Se l’Italia (come sembra) risponde picche, è facile immaginare che tedeschi e francesi dicano alla Bce: basta, non buttate più i nostri soldi per difendere i titoli di Stato italiani.
Che cosa accadrebbe? L’abbiamo già visto. All’asta bot dei primi di luglio, l’Italia ha piazzato titoli al 2,106% lordo annuo di interesse. Alla prima asta di settembre, nel pieno dell’attacco della speculazione, ha dovuto piazzare Bot a un interesse lordo annuo del 4,153%. Significa avere aumentato del 197% la spesa per interessi. Come si può vedere dalla tabella pubblicata del ministero del Tesoro, il momento per i titoli di Stato italiani è assai delicato: a novembre sono in scadenza 31,5 miliardi di euro, metà in Bot e metà in Ccteu settennali. Se dovessimo applicare a quello stock l’aumento già registrato in spesa per interessi, bisognerebbe pagare 1,2 miliardi in più all’anno ai sottoscrittori. Ma se la Bce annuncia alla vigilia che non compra più titoli di Stato italiani, è probabile che quell’asta costerebbe al Tesoro una maggiore spesa per interessi fra 1,5 e 2 miliardi di euro all’anno per sette anni.

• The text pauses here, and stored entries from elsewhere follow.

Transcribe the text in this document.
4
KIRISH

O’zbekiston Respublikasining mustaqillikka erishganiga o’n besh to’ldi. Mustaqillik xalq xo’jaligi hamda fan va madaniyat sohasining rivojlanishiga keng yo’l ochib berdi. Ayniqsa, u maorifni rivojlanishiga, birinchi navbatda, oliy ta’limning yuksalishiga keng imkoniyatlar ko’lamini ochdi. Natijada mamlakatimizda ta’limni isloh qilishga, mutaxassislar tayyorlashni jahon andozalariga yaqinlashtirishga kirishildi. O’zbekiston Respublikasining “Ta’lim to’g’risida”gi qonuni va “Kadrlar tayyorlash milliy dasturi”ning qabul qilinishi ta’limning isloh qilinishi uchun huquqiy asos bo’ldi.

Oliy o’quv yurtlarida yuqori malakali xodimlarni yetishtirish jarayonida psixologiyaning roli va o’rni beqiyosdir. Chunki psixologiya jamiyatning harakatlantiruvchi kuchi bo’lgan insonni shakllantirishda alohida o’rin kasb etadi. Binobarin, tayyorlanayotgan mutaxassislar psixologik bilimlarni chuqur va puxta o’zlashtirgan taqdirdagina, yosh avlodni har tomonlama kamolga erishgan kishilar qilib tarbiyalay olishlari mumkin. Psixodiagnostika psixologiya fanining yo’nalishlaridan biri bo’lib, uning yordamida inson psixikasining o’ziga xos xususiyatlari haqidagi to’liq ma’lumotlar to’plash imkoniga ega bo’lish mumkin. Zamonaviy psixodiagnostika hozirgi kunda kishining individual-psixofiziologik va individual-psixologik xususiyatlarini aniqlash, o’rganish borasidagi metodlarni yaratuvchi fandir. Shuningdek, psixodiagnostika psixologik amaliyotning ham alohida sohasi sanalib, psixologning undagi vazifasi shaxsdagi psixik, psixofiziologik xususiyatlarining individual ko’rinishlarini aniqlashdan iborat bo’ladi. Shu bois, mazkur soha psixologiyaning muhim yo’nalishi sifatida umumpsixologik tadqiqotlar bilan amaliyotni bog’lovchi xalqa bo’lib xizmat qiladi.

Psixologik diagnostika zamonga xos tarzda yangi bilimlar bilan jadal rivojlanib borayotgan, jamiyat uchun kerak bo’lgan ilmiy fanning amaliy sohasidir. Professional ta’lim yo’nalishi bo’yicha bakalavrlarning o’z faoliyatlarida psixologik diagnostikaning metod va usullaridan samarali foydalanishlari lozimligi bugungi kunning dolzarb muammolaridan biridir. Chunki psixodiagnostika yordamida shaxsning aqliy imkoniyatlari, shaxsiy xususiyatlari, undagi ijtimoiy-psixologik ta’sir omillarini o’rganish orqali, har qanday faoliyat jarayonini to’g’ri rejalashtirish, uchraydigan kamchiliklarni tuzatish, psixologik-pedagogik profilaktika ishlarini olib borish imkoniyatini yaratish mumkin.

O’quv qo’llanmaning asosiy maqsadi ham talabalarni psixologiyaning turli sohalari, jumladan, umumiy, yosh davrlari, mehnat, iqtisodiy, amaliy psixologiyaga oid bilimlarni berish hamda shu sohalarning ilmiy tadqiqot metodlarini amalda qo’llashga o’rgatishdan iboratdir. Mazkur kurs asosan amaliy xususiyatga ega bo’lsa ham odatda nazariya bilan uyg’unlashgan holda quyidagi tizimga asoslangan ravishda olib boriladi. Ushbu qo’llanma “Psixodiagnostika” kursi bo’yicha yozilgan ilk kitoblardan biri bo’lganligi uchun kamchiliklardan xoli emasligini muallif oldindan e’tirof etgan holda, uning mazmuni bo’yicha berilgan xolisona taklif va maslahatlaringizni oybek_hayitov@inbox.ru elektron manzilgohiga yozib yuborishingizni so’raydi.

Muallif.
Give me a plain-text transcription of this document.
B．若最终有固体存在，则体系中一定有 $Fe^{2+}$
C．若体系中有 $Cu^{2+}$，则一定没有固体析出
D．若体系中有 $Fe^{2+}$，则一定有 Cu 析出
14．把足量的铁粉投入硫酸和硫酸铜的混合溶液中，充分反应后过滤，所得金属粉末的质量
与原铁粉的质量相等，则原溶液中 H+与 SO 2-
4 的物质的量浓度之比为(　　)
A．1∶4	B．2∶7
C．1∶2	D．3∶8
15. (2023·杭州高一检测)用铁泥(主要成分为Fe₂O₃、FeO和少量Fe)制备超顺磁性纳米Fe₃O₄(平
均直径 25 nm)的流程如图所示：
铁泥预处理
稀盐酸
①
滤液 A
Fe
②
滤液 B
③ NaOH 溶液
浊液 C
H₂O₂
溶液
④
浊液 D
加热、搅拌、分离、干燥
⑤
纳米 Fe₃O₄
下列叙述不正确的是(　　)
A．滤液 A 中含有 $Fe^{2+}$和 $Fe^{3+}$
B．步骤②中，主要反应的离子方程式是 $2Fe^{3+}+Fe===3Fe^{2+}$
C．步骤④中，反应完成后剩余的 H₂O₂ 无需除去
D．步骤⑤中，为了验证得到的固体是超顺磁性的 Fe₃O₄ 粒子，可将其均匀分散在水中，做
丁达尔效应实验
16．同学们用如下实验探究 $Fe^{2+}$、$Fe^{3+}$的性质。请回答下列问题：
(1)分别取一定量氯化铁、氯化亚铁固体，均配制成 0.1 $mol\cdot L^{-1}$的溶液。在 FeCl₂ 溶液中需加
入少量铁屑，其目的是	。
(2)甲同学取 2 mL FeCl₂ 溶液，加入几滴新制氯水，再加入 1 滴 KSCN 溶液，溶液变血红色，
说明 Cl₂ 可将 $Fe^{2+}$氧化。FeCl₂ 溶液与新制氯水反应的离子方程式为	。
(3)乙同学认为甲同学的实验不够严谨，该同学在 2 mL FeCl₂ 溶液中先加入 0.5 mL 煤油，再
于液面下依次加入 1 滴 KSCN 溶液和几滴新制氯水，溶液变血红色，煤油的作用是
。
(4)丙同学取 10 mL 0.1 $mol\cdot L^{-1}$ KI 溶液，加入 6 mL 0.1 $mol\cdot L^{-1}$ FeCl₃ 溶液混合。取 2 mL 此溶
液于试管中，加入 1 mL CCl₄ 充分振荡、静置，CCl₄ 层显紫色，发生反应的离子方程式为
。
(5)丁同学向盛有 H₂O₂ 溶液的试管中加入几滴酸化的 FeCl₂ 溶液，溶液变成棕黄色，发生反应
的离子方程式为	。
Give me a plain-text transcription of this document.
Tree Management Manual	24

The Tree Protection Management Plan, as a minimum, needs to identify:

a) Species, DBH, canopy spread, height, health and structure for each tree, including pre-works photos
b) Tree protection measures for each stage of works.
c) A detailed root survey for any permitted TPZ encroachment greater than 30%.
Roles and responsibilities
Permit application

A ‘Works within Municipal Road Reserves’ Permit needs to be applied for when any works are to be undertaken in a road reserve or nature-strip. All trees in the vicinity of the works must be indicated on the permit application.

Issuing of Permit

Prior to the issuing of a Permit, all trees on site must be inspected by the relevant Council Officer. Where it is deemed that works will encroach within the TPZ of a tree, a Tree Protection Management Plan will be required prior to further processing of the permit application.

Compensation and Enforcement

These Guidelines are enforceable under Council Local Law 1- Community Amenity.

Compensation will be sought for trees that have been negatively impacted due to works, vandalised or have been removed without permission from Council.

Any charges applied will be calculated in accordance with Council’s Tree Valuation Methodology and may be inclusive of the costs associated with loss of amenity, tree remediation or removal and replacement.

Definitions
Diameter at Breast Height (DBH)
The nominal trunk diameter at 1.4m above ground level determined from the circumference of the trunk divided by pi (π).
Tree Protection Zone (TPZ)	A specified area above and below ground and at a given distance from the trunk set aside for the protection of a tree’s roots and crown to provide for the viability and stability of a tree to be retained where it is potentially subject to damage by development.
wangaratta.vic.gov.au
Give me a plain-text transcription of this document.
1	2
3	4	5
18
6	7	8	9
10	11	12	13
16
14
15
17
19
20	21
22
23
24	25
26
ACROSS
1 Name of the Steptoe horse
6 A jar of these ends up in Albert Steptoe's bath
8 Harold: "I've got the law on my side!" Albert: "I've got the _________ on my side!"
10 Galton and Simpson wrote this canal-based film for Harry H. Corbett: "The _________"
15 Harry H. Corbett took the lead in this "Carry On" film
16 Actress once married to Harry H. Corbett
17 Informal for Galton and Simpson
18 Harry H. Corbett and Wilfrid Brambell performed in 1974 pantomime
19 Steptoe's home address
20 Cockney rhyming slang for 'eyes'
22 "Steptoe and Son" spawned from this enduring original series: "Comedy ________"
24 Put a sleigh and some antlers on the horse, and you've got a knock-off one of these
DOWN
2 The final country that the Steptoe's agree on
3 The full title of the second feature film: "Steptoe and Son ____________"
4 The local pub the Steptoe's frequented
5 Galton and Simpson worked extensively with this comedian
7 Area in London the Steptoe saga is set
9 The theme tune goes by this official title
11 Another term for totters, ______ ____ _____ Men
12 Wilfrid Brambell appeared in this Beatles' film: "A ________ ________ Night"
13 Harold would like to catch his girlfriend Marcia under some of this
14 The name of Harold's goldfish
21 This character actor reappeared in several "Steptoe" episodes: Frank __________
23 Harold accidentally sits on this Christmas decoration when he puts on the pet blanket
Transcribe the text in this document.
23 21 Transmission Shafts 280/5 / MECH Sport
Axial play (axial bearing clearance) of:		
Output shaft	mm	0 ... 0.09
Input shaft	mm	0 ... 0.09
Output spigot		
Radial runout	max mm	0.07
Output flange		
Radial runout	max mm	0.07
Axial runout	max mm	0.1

Sempre dalla tabella del Tesoro vediamo che se è vero che la vita media del debito pubblico italiano è di 7,11 anni, è vero anche che le scadenze più importanti sono tutte nel 2012, quando andranno rinnovati quasi 300 miliardi di titoli di Stato su 1500 miliardi in circolazione (il resto del debito pubblico è fatto di altre voci, non titoli). Per non intervenire sulle pensioni di anzianità come chiedono tedeschi e francesi per i loro prestiti, l’Italia rischia di dovere aumentare per 7 anni la propria spesa per interessi di una somma oscillante fra i 15 e i 20 miliardi all’anno. Se questo accade, non si raggiungerà il pareggio di bilancio nel 2013 a meno di non fare una nuova manovra di almeno 30 miliardi di euro nel biennio 2012-2013, probabilmente tutta tasse. In pratica o si cambia la vita gradualmente, facendoli lavorare un po’ di più, a 170 mila italiani ogni anno, o la si cambia in peggio subito per 60 milioni di italiani.